Celebrating World Ocean Day 2022

Photo: K. Troim/Unsplash

On June 8 we celebrate World Ocean Day by highlighting our research and policy work on marine issues

Story highlights

• World Ocean Day 2022 is celebrated under the slogan: “Revitalization, Collective Action for the Ocean”

• The centre’s marine research and policy work has always been relevant and recently it has become an even more important topic area

• 2022 is critical for the ocean, with the UN Ocean Conference happening in late June and several other key intergovernmental processes unfolding

To create a healthy and resilient ocean with abundant wildlife and to stabilize the climate, it’s critical that 30% of our planet’s lands, waters, and ocean are protected by 2030. This is the "30:30 goal" which is part of the main message of the 2022 World Ocean Day, and celebrated under the theme “Revitalization, Collective Action for the Ocean”.

The World Ocean Day was launched in 1992 at the Earth Summit in Rio de Janeiro, Brazil. Today, thirty years later it emphasizes that a healthy ocean is critical for the solution to both the climate and biodiversity crises.

Marine research is therefore more topical than ever. We are in the beginning of the UN Ocean Decade of Ocean Science for Sustainable Development (2021-2030) and later this summer (27 June – 1 July), the second UN Ocean Conference will finally take place after being postponed due to the COVID-19 pandemic.

We find ourselves in a new phase in humanity’s use of the ocean, dubbed the ‘Blue Acceleration,’ that is rapidly transforming the ocean and having major economic, social and ecological consequences.

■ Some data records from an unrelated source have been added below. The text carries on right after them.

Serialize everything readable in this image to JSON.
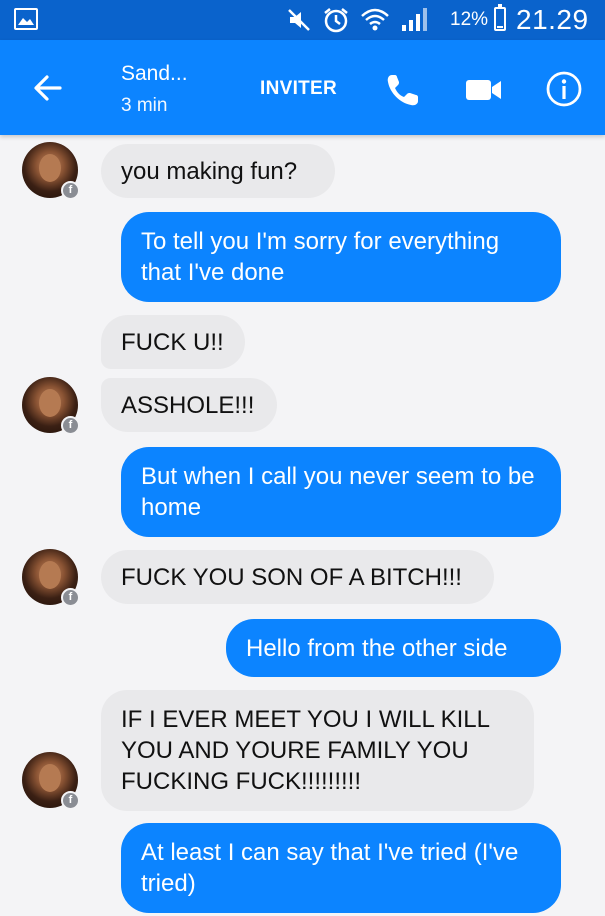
{
  "status_bar": {
    "battery_percent": "12%",
    "battery_level": 0.12,
    "time": "21.29",
    "icons": [
      "gallery-icon",
      "mute-icon",
      "alarm-icon",
      "wifi-icon",
      "signal-icon",
      "battery-icon"
    ]
  },
  "header": {
    "contact_name": "Sand...",
    "contact_status": "3 min",
    "invite_label": "INVITER",
    "icons": [
      "back-arrow-icon",
      "phone-icon",
      "video-camera-icon",
      "info-icon"
    ]
  },
  "messages": [
    {
      "direction": "incoming",
      "text": "you making fun?"
    },
    {
      "direction": "outgoing",
      "text": "To tell you I'm sorry for everything that I've done"
    },
    {
      "direction": "incoming",
      "text": "FUCK U!!"
    },
    {
      "direction": "incoming",
      "text": "ASSHOLE!!!"
    },
    {
      "direction": "outgoing",
      "text": "But when I call you never seem to be home"
    },
    {
      "direction": "incoming",
      "text": "FUCK YOU SON OF A BITCH!!!"
    },
    {
      "direction": "outgoing",
      "text": "Hello from the other side"
    },
    {
      "direction": "incoming",
      "text": "IF I EVER MEET YOU I WILL KILL YOU AND YOURE FAMILY YOU FUCKING FUCK!!!!!!!!!"
    },
    {
      "direction": "outgoing",
      "text": "At least I can say that I've tried (I've tried)"
    }
  ],
  "colors": {
    "status_bar": "#0a63cc",
    "app_bar": "#0c84ff",
    "outgoing_bubble": "#0c84ff",
    "incoming_bubble": "#e9e9eb",
    "background": "#f4f4f6"
  }
}
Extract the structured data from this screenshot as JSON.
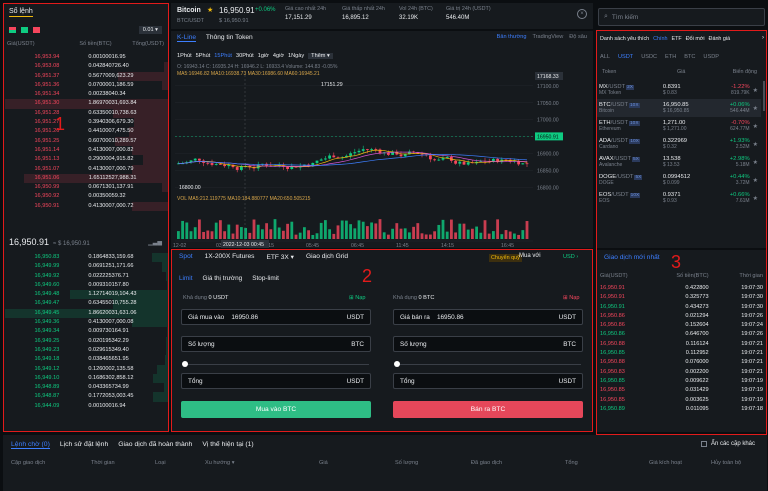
{
  "orderbook": {
    "title": "Sổ lệnh",
    "precision": "0.01",
    "headers": [
      "Giá(USDT)",
      "Số tiền(BTC)",
      "Tổng(USDT)"
    ],
    "asks": [
      [
        "16,953.94",
        "0.001000",
        "16.95"
      ],
      [
        "16,953.08",
        "0.042840",
        "726.40"
      ],
      [
        "16,951.37",
        "0.567700",
        "9,623.29"
      ],
      [
        "16,951.36",
        "0.070000",
        "1,186.59"
      ],
      [
        "16,951.34",
        "0.002380",
        "40.34"
      ],
      [
        "16,951.30",
        "1.869700",
        "31,693.84"
      ],
      [
        "16,951.28",
        "0.633500",
        "10,738.63"
      ],
      [
        "16,951.27",
        "0.394030",
        "6,679.30"
      ],
      [
        "16,951.26",
        "0.441000",
        "7,475.50"
      ],
      [
        "16,951.25",
        "0.607000",
        "10,289.57"
      ],
      [
        "16,951.14",
        "0.413000",
        "7,000.82"
      ],
      [
        "16,951.13",
        "0.290000",
        "4,915.82"
      ],
      [
        "16,951.07",
        "0.413000",
        "7,000.79"
      ],
      [
        "16,951.06",
        "1.651125",
        "27,988.31"
      ],
      [
        "16,950.99",
        "0.067130",
        "1,137.91"
      ],
      [
        "16,950.92",
        "0.003500",
        "59.32"
      ],
      [
        "16,950.91",
        "0.413000",
        "7,000.72"
      ]
    ],
    "last_price": "16,950.91",
    "last_price_ref": "≈ $ 16,950.91",
    "bids": [
      [
        "16,950.83",
        "0.186483",
        "3,159.68"
      ],
      [
        "16,949.99",
        "0.069125",
        "1,171.66"
      ],
      [
        "16,949.92",
        "0.022225",
        "376.71"
      ],
      [
        "16,949.60",
        "0.009310",
        "157.80"
      ],
      [
        "16,949.48",
        "1.127140",
        "19,104.43"
      ],
      [
        "16,949.47",
        "0.634550",
        "10,755.28"
      ],
      [
        "16,949.45",
        "1.866200",
        "31,631.06"
      ],
      [
        "16,949.36",
        "0.413000",
        "7,000.08"
      ],
      [
        "16,949.34",
        "0.009730",
        "164.91"
      ],
      [
        "16,949.25",
        "0.020195",
        "342.29"
      ],
      [
        "16,949.23",
        "0.029615",
        "349.40"
      ],
      [
        "16,949.18",
        "0.038465",
        "651.95"
      ],
      [
        "16,949.12",
        "0.126000",
        "2,135.58"
      ],
      [
        "16,949.10",
        "0.168630",
        "2,858.12"
      ],
      [
        "16,948.89",
        "0.043365",
        "734.99"
      ],
      [
        "16,948.87",
        "0.177205",
        "3,003.45"
      ],
      [
        "16,944.09",
        "0.001000",
        "16.94"
      ]
    ]
  },
  "ticker": {
    "symbol": "Bitcoin",
    "pair": "BTC/USDT",
    "price": "16,950.91",
    "change": "+0.06%",
    "ref": "$ 16,950.91",
    "stats": [
      {
        "label": "Giá cao nhất 24h",
        "value": "17,151.29"
      },
      {
        "label": "Giá thấp nhất 24h",
        "value": "16,895.12"
      },
      {
        "label": "Vol 24h (BTC)",
        "value": "32.19K"
      },
      {
        "label": "Giá trị 24h (USDT)",
        "value": "546.40M"
      }
    ]
  },
  "chart": {
    "tabs": [
      "K-Line",
      "Thông tin Token"
    ],
    "views": [
      "Bản thường",
      "TradingView",
      "Độ sâu"
    ],
    "intervals": [
      "1Phút",
      "5Phút",
      "15Phút",
      "30Phút",
      "1giờ",
      "4giờ",
      "1Ngày",
      "Thêm ▾"
    ],
    "ohlc": "O: 16943.14  C: 16935.24  H: 16946.2  L: 16933.4  Volume: 144.83  -0.05%",
    "ma": "MA5:16946.82  MA10:16938.73  MA30:16986.60  MA60:16945.21",
    "price_ticks": [
      "17100.00",
      "17050.00",
      "17000.00",
      "16950.00",
      "16900.00",
      "16850.00",
      "16800.00"
    ],
    "tag_high": "17168.33",
    "tag_current": "16950.91",
    "tag_low": "16800.00",
    "max_label": "17151.29",
    "min_label": "16800.00",
    "vol_line": "VOL  MA5:212.119775  MA10:184.880777  MA20:650.505215",
    "time_ticks": [
      "12-02",
      "03:45",
      "04:15",
      "05:45",
      "06:45",
      "11:45",
      "14:15",
      "16:45"
    ],
    "crosshair_time": "2022-12-03 00:45"
  },
  "trade": {
    "tabs": [
      "Spot",
      "1X-200X Futures",
      "ETF 3X ▾",
      "Giao dịch Grid"
    ],
    "transfer": "Chuyển quỹ",
    "buy_with": "Mua với",
    "currency": "USD",
    "order_types": [
      "Limit",
      "Giá thị trường",
      "Stop-limit"
    ],
    "buy": {
      "available_label": "Khả dụng",
      "available": "0 USDT",
      "deposit": "Nạp",
      "price_label": "Giá mua vào",
      "price": "16950.86",
      "price_unit": "USDT",
      "qty_label": "Số lượng",
      "qty_unit": "BTC",
      "total_label": "Tổng",
      "total_unit": "USDT",
      "button": "Mua vào BTC"
    },
    "sell": {
      "available_label": "Khả dụng",
      "available": "0 BTC",
      "deposit": "Nạp",
      "price_label": "Giá bán ra",
      "price": "16950.86",
      "price_unit": "USDT",
      "qty_label": "Số lượng",
      "qty_unit": "BTC",
      "total_label": "Tổng",
      "total_unit": "USDT",
      "button": "Bán ra BTC"
    }
  },
  "markets": {
    "search_placeholder": "Tìm kiếm",
    "tabs": [
      "Danh sách yêu thích",
      "Chính",
      "ETF",
      "Đổi mới",
      "Đánh giá"
    ],
    "quotes": [
      "ALL",
      "USDT",
      "USDC",
      "ETH",
      "BTC",
      "USDP"
    ],
    "headers": [
      "Token",
      "Giá",
      "Biến động"
    ],
    "rows": [
      {
        "sym": "MX",
        "quote": "/USDT",
        "lev": "2X",
        "name": "MX Token",
        "price": "0.8391",
        "ref": "$ 0.83",
        "chg": "-1.22%",
        "vol": "819.79K",
        "dir": "down"
      },
      {
        "sym": "BTC",
        "quote": "/USDT",
        "lev": "10X",
        "name": "Bitcoin",
        "price": "16,950.85",
        "ref": "$ 16,950.85",
        "chg": "+0.06%",
        "vol": "546.44M",
        "dir": "up"
      },
      {
        "sym": "ETH",
        "quote": "/USDT",
        "lev": "10X",
        "name": "Ethereum",
        "price": "1,271.00",
        "ref": "$ 1,271.00",
        "chg": "-0.70%",
        "vol": "624.77M",
        "dir": "down"
      },
      {
        "sym": "ADA",
        "quote": "/USDT",
        "lev": "10X",
        "name": "Cardano",
        "price": "0.322969",
        "ref": "$ 0.32",
        "chg": "+1.93%",
        "vol": "2.52M",
        "dir": "up"
      },
      {
        "sym": "AVAX",
        "quote": "/USDT",
        "lev": "5X",
        "name": "Avalanche",
        "price": "13.538",
        "ref": "$ 13.53",
        "chg": "+2.98%",
        "vol": "5.18M",
        "dir": "up"
      },
      {
        "sym": "DOGE",
        "quote": "/USDT",
        "lev": "5X",
        "name": "DOGE",
        "price": "0.0994512",
        "ref": "$ 0.099",
        "chg": "+0.44%",
        "vol": "3.72M",
        "dir": "up"
      },
      {
        "sym": "EOS",
        "quote": "/USDT",
        "lev": "10X",
        "name": "EOS",
        "price": "0.9371",
        "ref": "$ 0.93",
        "chg": "+0.66%",
        "vol": "7.61M",
        "dir": "up"
      }
    ]
  },
  "trades": {
    "title": "Giao dịch mới nhất",
    "headers": [
      "Giá(USDT)",
      "Số tiền(BTC)",
      "Thời gian"
    ],
    "rows": [
      [
        "16,950.91",
        "0.422800",
        "19:07:30",
        "down"
      ],
      [
        "16,950.91",
        "0.325773",
        "19:07:30",
        "down"
      ],
      [
        "16,950.91",
        "0.434273",
        "19:07:30",
        "up"
      ],
      [
        "16,950.86",
        "0.021294",
        "19:07:26",
        "down"
      ],
      [
        "16,950.86",
        "0.152604",
        "19:07:24",
        "down"
      ],
      [
        "16,950.86",
        "0.646700",
        "19:07:26",
        "up"
      ],
      [
        "16,950.88",
        "0.116124",
        "19:07:21",
        "down"
      ],
      [
        "16,950.85",
        "0.112952",
        "19:07:21",
        "up"
      ],
      [
        "16,950.88",
        "0.076000",
        "19:07:21",
        "down"
      ],
      [
        "16,950.83",
        "0.002200",
        "19:07:21",
        "down"
      ],
      [
        "16,950.85",
        "0.009622",
        "19:07:19",
        "up"
      ],
      [
        "16,950.85",
        "0.031429",
        "19:07:19",
        "down"
      ],
      [
        "16,950.85",
        "0.003625",
        "19:07:19",
        "down"
      ],
      [
        "16,950.89",
        "0.011095",
        "19:07:18",
        "up"
      ]
    ]
  },
  "bottom": {
    "tabs": [
      "Lệnh chờ (0)",
      "Lịch sử đặt lệnh",
      "Giao dịch đã hoàn thành",
      "Vị thế hiện tại (1)"
    ],
    "hide_label": "Ẩn các cặp khác",
    "columns": [
      "Cặp giao dịch",
      "Thời gian",
      "Loại",
      "Xu hướng ▾",
      "Giá",
      "Số lượng",
      "Đã giao dịch",
      "Tổng",
      "Giá kích hoạt",
      "Hủy toàn bộ"
    ]
  },
  "annotations": [
    "1",
    "2",
    "3"
  ]
}
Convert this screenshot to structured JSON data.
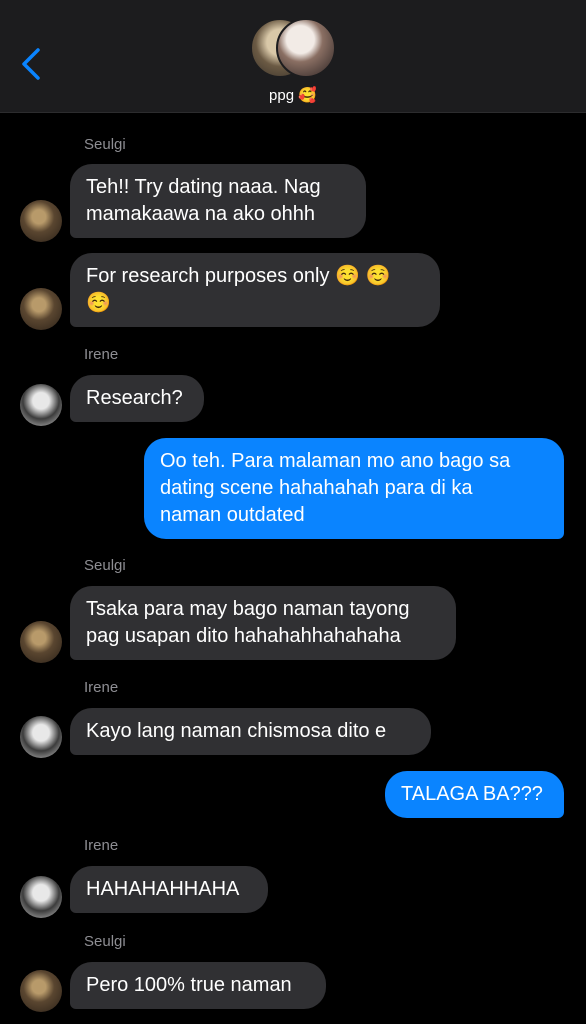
{
  "header": {
    "group_name": "ppg",
    "group_emoji": "🥰",
    "back_icon": "chevron-left-icon",
    "accent_color": "#0a84ff"
  },
  "messages": [
    {
      "sender": "Seulgi",
      "text": "Teh!! Try dating naaa. Nag\nmamakaawa na ako ohhh"
    },
    {
      "text": "For research purposes only ☺️ ☺️\n☺️"
    },
    {
      "sender": "Irene",
      "text": "Research?"
    },
    {
      "outgoing": true,
      "text": "Oo teh. Para malaman mo ano bago sa\ndating scene hahahahah para di ka\nnaman outdated"
    },
    {
      "sender": "Seulgi",
      "text": "Tsaka para may bago naman tayong\npag usapan dito hahahahhahahaha"
    },
    {
      "sender": "Irene",
      "text": "Kayo lang naman chismosa dito e"
    },
    {
      "outgoing": true,
      "text": "TALAGA BA???"
    },
    {
      "sender": "Irene",
      "text": "HAHAHAHHAHA"
    },
    {
      "sender": "Seulgi",
      "text": "Pero 100% true naman"
    }
  ],
  "colors": {
    "incoming_bubble": "#303033",
    "outgoing_bubble": "#0a84ff",
    "background": "#000000",
    "header_bg": "#1c1c1e",
    "sender_label": "#8e8e93"
  }
}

Albert Norström, centre researcher

Research areas covered

Centre researchers have studied this acceleration of human pressure on the world’s ocean and concluded that it started to accelerate sharply at the start of the 21st century and shows no sign of slowing. Without a change of course, there is a clear danger of accelerating harm to the ocean and increasing levels of inequality in the communities that depend on it.

One innovative way of contributing to the solution to this is the centre’s work with the SeaBOS initiative, which brings the biggest companies within wild fisheries and aquaculture together with scientific expertise.

The ocean has always played a key role in the centre’s research: from studies in the tropics on the future for coral reefs all the way to several ongoing projects in the Arctic Ocean, and covering topics from ocean equity and ocean risks to ocean futures.

We have so many excellent people working on both the theoretical and practical development of our research. This helps us push the marine science forward to new levels.

Centre ocean theme leader Susa Niiranen


Some recent highlights from the ocean theme, and other centre related work on marine issues, include:

• We recently hosted a half-day seminar on ocean sustainability in the presence of representatives from the royal families from Sweden and Norway.

• A new study investigating the barriers and bridges to sustainability certifications on the Japanese seafood market.

• Research highlighting that seaweed farming can replace food with large carbon footprints, but has limited potential to sequester carbon dioxide on a large scale.

• More efficient seafood supply chains can boost access to, and human consumption of, omega-3 with as much as 50%.

• A recent update of the planetary boundary for novel entities, and in particular marine plastic pollution, showing that it has now been exceeded.

• We contributed to the Blue Food Assessment, an international joint initiative bringing together over 100 scientists from more than 25 institutions.